Mme [V] [X], étant malentendante, bénéficie depuis 2013 d'une reconnaissance de la qualité de travailleur handicapé (RQTH), régulièrement renouvelée.
Le 1er janvier 2018, Mme [V] [X] a été promue "manager télé-vente" puis le 1er juillet 2018 "manager télé-vente réseau", emploi classé agent de maîtrise V-3.
Le 7 septembre 2018, elle a été placée en arrêt de travail et le médecin du travail l'a déclarée inapte à son poste de travail le 9 novembre 2020 en précisant que son état de santé faisait obstacle à tout reclassement à un emploi.
Le 11 octobre 2019 la Caisse primaire d'assurance maladie a pris en charge sa maladie déclarée le 22 novembre 2018 (syndrome dépressif réactionnel) au titre de la législation sur les risques professionnels.
Suite à ce constat, la société POMONA a convoqué Mme [V] [X] à un entretien préalable fixé au 10 décembre 2020 puis, après avis favorable du CSE en sa séance du 26 novembre 2020, lui a notifié le 15 décembre 2020 son licenciement pour inaptitude d'origine professionnelle.
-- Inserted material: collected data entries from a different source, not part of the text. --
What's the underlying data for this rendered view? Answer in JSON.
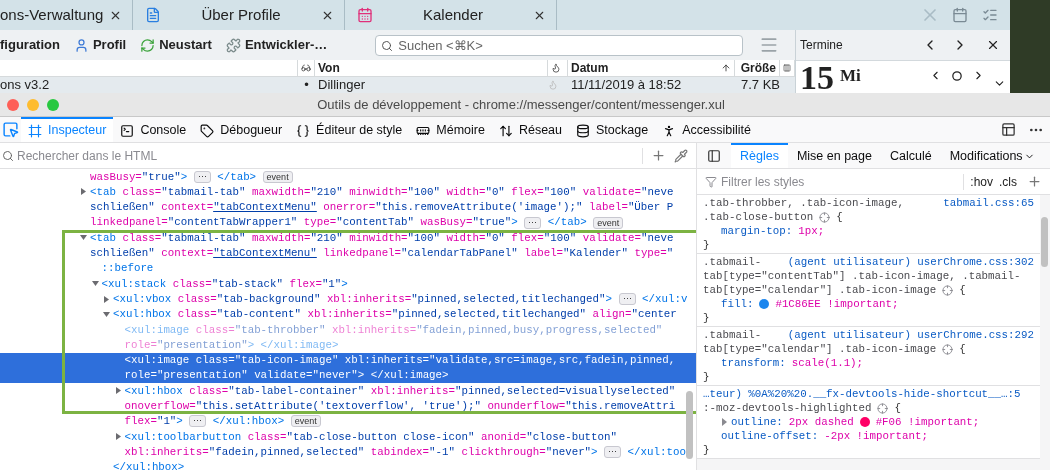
{
  "mail_app": {
    "tabs": [
      {
        "label": "ons-Verwaltung"
      },
      {
        "label": "Über Profile"
      },
      {
        "label": "Kalender"
      }
    ],
    "toolbar": [
      {
        "label": "figuration"
      },
      {
        "label": "Profil"
      },
      {
        "label": "Neustart"
      },
      {
        "label": "Entwickler-…"
      }
    ],
    "search": {
      "placeholder": "Suchen <⌘K>"
    },
    "columns": [
      {
        "kind": "text"
      },
      {
        "kind": "icon"
      },
      {
        "kind": "text",
        "label": "Von"
      },
      {
        "kind": "icon"
      },
      {
        "kind": "sort",
        "label": "Datum"
      },
      {
        "kind": "text",
        "label": "Größe"
      },
      {
        "kind": "icon"
      }
    ],
    "row": {
      "subject": "ons v3.2",
      "read_mark": "•",
      "from": "Dillinger",
      "date": "11/11/2019 à 18:52",
      "size": "7.7 KB"
    },
    "today_pane": {
      "title": "Termine",
      "day": "15",
      "weekday": "Mi"
    }
  },
  "devtools": {
    "title": "Outils de développement - chrome://messenger/content/messenger.xul",
    "tools": [
      {
        "label": "Inspecteur",
        "selected": true
      },
      {
        "label": "Console",
        "selected": false
      },
      {
        "label": "Débogueur",
        "selected": false
      },
      {
        "label": "Éditeur de style",
        "selected": false
      },
      {
        "label": "Mémoire",
        "selected": false
      },
      {
        "label": "Réseau",
        "selected": false
      },
      {
        "label": "Stockage",
        "selected": false
      },
      {
        "label": "Accessibilité",
        "selected": false
      }
    ],
    "html_search": {
      "placeholder": "Rechercher dans le HTML"
    },
    "markup": {
      "nodes": [
        {
          "kind": "leaf",
          "selected": false,
          "dimmed": false,
          "lines": [
            [
              {
                "kind": "attr",
                "name": "wasBusy=",
                "value": "\"true\"",
                "end": ">"
              },
              {
                "kind": "badge",
                "text": "⋯"
              },
              {
                "kind": "tag",
                "text": "</tab>"
              },
              {
                "kind": "badge",
                "text": "event"
              }
            ]
          ]
        },
        {
          "kind": "collapsed",
          "selected": false,
          "dimmed": false,
          "lines": [
            [
              {
                "kind": "tag",
                "text": "<tab"
              },
              {
                "kind": "attr",
                "name": "class=",
                "value": "\"tabmail-tab\""
              },
              {
                "kind": "attr",
                "name": "maxwidth=",
                "value": "\"210\""
              },
              {
                "kind": "attr",
                "name": "minwidth=",
                "value": "\"100\""
              },
              {
                "kind": "attr",
                "name": "width=",
                "value": "\"0\""
              },
              {
                "kind": "attr",
                "name": "flex=",
                "value": "\"100\""
              },
              {
                "kind": "attr",
                "name": "validate=",
                "value": "\"neve"
              }
            ],
            [
              {
                "kind": "attr",
                "value": "schließen\""
              },
              {
                "kind": "attr",
                "name": "context=",
                "value": "\"tabContextMenu\"",
                "link": true
              },
              {
                "kind": "attr",
                "name": "onerror=",
                "value": "\"this.removeAttribute('image');\""
              },
              {
                "kind": "attr",
                "name": "label=",
                "value": "\"Über P"
              }
            ],
            [
              {
                "kind": "attr",
                "name": "linkedpanel=",
                "value": "\"contentTabWrapper1\""
              },
              {
                "kind": "attr",
                "name": "type=",
                "value": "\"contentTab\""
              },
              {
                "kind": "attr",
                "name": "wasBusy=",
                "value": "\"true\"",
                "end": ">"
              },
              {
                "kind": "badge",
                "text": "⋯"
              },
              {
                "kind": "tag",
                "text": "</tab>"
              },
              {
                "kind": "badge",
                "text": "event"
              }
            ]
          ]
        },
        {
          "kind": "expanded",
          "selected": false,
          "dimmed": false,
          "lines": [
            [
              {
                "kind": "tag",
                "text": "<tab"
              },
              {
                "kind": "attr",
                "name": "class=",
                "value": "\"tabmail-tab\""
              },
              {
                "kind": "attr",
                "name": "maxwidth=",
                "value": "\"210\""
              },
              {
                "kind": "attr",
                "name": "minwidth=",
                "value": "\"100\""
              },
              {
                "kind": "attr",
                "name": "width=",
                "value": "\"0\""
              },
              {
                "kind": "attr",
                "name": "flex=",
                "value": "\"100\""
              },
              {
                "kind": "attr",
                "name": "validate=",
                "value": "\"neve"
              }
            ],
            [
              {
                "kind": "attr",
                "value": "schließen\""
              },
              {
                "kind": "attr",
                "name": "context=",
                "value": "\"tabContextMenu\"",
                "link": true
              },
              {
                "kind": "attr",
                "name": "linkedpanel=",
                "value": "\"calendarTabPanel\""
              },
              {
                "kind": "attr",
                "name": "label=",
                "value": "\"Kalender\""
              },
              {
                "kind": "attr",
                "name": "type=",
                "value": "\""
              }
            ]
          ],
          "children": [
            {
              "kind": "leaf",
              "selected": false,
              "dimmed": false,
              "lines": [
                [
                  {
                    "kind": "tag",
                    "text": "::before"
                  }
                ]
              ]
            },
            {
              "kind": "expanded",
              "selected": false,
              "dimmed": false,
              "lines": [
                [
                  {
                    "kind": "tag",
                    "text": "<xul:stack"
                  },
                  {
                    "kind": "attr",
                    "name": "class=",
                    "value": "\"tab-stack\""
                  },
                  {
                    "kind": "attr",
                    "name": "flex=",
                    "value": "\"1\"",
                    "end": ">"
                  }
                ]
              ],
              "children": [
                {
                  "kind": "collapsed",
                  "selected": false,
                  "dimmed": false,
                  "lines": [
                    [
                      {
                        "kind": "tag",
                        "text": "<xul:vbox"
                      },
                      {
                        "kind": "attr",
                        "name": "class=",
                        "value": "\"tab-background\""
                      },
                      {
                        "kind": "attr",
                        "name": "xbl:inherits=",
                        "value": "\"pinned,selected,titlechanged\"",
                        "end": ">"
                      },
                      {
                        "kind": "badge",
                        "text": "⋯"
                      },
                      {
                        "kind": "tag",
                        "text": "</xul:v"
                      }
                    ]
                  ]
                },
                {
                  "kind": "expanded",
                  "selected": false,
                  "dimmed": false,
                  "lines": [
                    [
                      {
                        "kind": "tag",
                        "text": "<xul:hbox"
                      },
                      {
                        "kind": "attr",
                        "name": "class=",
                        "value": "\"tab-content\""
                      },
                      {
                        "kind": "attr",
                        "name": "xbl:inherits=",
                        "value": "\"pinned,selected,titlechanged\""
                      },
                      {
                        "kind": "attr",
                        "name": "align=",
                        "value": "\"center"
                      }
                    ]
                  ],
                  "children": [
                    {
                      "kind": "leaf",
                      "selected": false,
                      "dimmed": true,
                      "lines": [
                        [
                          {
                            "kind": "tag",
                            "text": "<xul:image"
                          },
                          {
                            "kind": "attr",
                            "name": "class=",
                            "value": "\"tab-throbber\""
                          },
                          {
                            "kind": "attr",
                            "name": "xbl:inherits=",
                            "value": "\"fadein,pinned,busy,progress,selected\""
                          }
                        ],
                        [
                          {
                            "kind": "attr",
                            "name": "role=",
                            "value": "\"presentation\"",
                            "end": ">"
                          },
                          {
                            "kind": "tag",
                            "text": "</xul:image>"
                          }
                        ]
                      ]
                    },
                    {
                      "kind": "leaf",
                      "selected": true,
                      "dimmed": false,
                      "lines": [
                        [
                          {
                            "kind": "tag",
                            "text": "<xul:image"
                          },
                          {
                            "kind": "attr",
                            "name": "class=",
                            "value": "\"tab-icon-image\""
                          },
                          {
                            "kind": "attr",
                            "name": "xbl:inherits=",
                            "value": "\"validate,src=image,src,fadein,pinned,"
                          }
                        ],
                        [
                          {
                            "kind": "attr",
                            "name": "role=",
                            "value": "\"presentation\""
                          },
                          {
                            "kind": "attr",
                            "name": "validate=",
                            "value": "\"never\"",
                            "end": ">"
                          },
                          {
                            "kind": "tag",
                            "text": "</xul:image>"
                          }
                        ]
                      ]
                    },
                    {
                      "kind": "collapsed",
                      "selected": false,
                      "dimmed": false,
                      "lines": [
                        [
                          {
                            "kind": "tag",
                            "text": "<xul:hbox"
                          },
                          {
                            "kind": "attr",
                            "name": "class=",
                            "value": "\"tab-label-container\""
                          },
                          {
                            "kind": "attr",
                            "name": "xbl:inherits=",
                            "value": "\"pinned,selected=visuallyselected\""
                          }
                        ],
                        [
                          {
                            "kind": "attr",
                            "name": "onoverflow=",
                            "value": "\"this.setAttribute('textoverflow', 'true');\""
                          },
                          {
                            "kind": "attr",
                            "name": "onunderflow=",
                            "value": "\"this.removeAttri"
                          }
                        ],
                        [
                          {
                            "kind": "attr",
                            "name": "flex=",
                            "value": "\"1\"",
                            "end": ">"
                          },
                          {
                            "kind": "badge",
                            "text": "⋯"
                          },
                          {
                            "kind": "tag",
                            "text": "</xul:hbox>"
                          },
                          {
                            "kind": "badge",
                            "text": "event"
                          }
                        ]
                      ]
                    },
                    {
                      "kind": "collapsed",
                      "selected": false,
                      "dimmed": false,
                      "lines": [
                        [
                          {
                            "kind": "tag",
                            "text": "<xul:toolbarbutton"
                          },
                          {
                            "kind": "attr",
                            "name": "class=",
                            "value": "\"tab-close-button close-icon\""
                          },
                          {
                            "kind": "attr",
                            "name": "anonid=",
                            "value": "\"close-button\""
                          }
                        ],
                        [
                          {
                            "kind": "attr",
                            "name": "xbl:inherits=",
                            "value": "\"fadein,pinned,selected\""
                          },
                          {
                            "kind": "attr",
                            "name": "tabindex=",
                            "value": "\"-1\""
                          },
                          {
                            "kind": "attr",
                            "name": "clickthrough=",
                            "value": "\"never\"",
                            "end": ">"
                          },
                          {
                            "kind": "badge",
                            "text": "⋯"
                          },
                          {
                            "kind": "tag",
                            "text": "</xul:too"
                          }
                        ]
                      ]
                    }
                  ],
                  "close": [
                    {
                      "kind": "tag",
                      "text": "</xul:hbox>"
                    }
                  ]
                }
              ]
            }
          ]
        }
      ]
    },
    "sidebar_tabs": [
      {
        "label": "Règles",
        "selected": true
      },
      {
        "label": "Mise en page",
        "selected": false
      },
      {
        "label": "Calculé",
        "selected": false
      },
      {
        "label": "Modifications",
        "selected": false
      }
    ],
    "rules_filter": {
      "placeholder": "Filtrer les styles",
      "buttons": [
        ":hov",
        ".cls"
      ]
    },
    "rules": [
      {
        "source": "tabmail.css:65",
        "source_own_line": false,
        "selector_lines": [
          ".tab-throbber, .tab-icon-image,",
          ".tab-close-button"
        ],
        "open": "{",
        "close": "}",
        "declarations": [
          {
            "property": "margin-top:",
            "expandable": false,
            "value": [
              "1px;"
            ]
          }
        ]
      },
      {
        "source": "(agent utilisateur) userChrome.css:302",
        "source_own_line": false,
        "selector_lines": [
          ".tabmail-",
          "tab[type=\"contentTab\"] .tab-icon-image, .tabmail-",
          "tab[type=\"calendar\"] .tab-icon-image"
        ],
        "open": "{",
        "close": "}",
        "declarations": [
          {
            "property": "fill:",
            "expandable": false,
            "color": "#1C86EE",
            "value": [
              "#1C86EE !important;"
            ]
          }
        ]
      },
      {
        "source": "(agent utilisateur) userChrome.css:292",
        "source_own_line": false,
        "selector_lines": [
          ".tabmail-",
          "tab[type=\"calendar\"] .tab-icon-image"
        ],
        "open": "{",
        "close": "}",
        "declarations": [
          {
            "property": "transform:",
            "expandable": false,
            "value": [
              "scale(1.1);"
            ]
          }
        ]
      },
      {
        "source": "…teur) %0A%20%20.__fx-devtools-hide-shortcut__…:5",
        "source_own_line": true,
        "selector_lines": [
          ":-moz-devtools-highlighted"
        ],
        "open": "{",
        "close": "}",
        "declarations": [
          {
            "property": "outline:",
            "expandable": true,
            "color": "#FF0066",
            "value": [
              "2px dashed",
              "#F06 !important;"
            ]
          },
          {
            "property": "outline-offset:",
            "expandable": false,
            "value": [
              "-2px !important;"
            ]
          }
        ]
      }
    ]
  }
}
Contestant le bien fondé de son licenciement et arguant avoir été la cible d'agissements constitutifs de harcèlement moral de février 2018 jusqu`à son arrêt maladie du 7 septembre 2018, Mme [V] [X] a vainement tenté une résolution amiable du présent litige puis, par requête du 7 mai 2021, a saisi le conseil de prud'hommes de Dijon, aux fins de voir dire nul et, à défaut dépourvu de cause réelle et sérieuse, son licenciement et obtenir l'indemnisation de ses préjudices.
Ce conseil a, par jugement du 8 juillet 2021, renvoyé l'affaire devant le conseil de prud'hommes de Dole au visa de l'article 47 du code de procédure civile.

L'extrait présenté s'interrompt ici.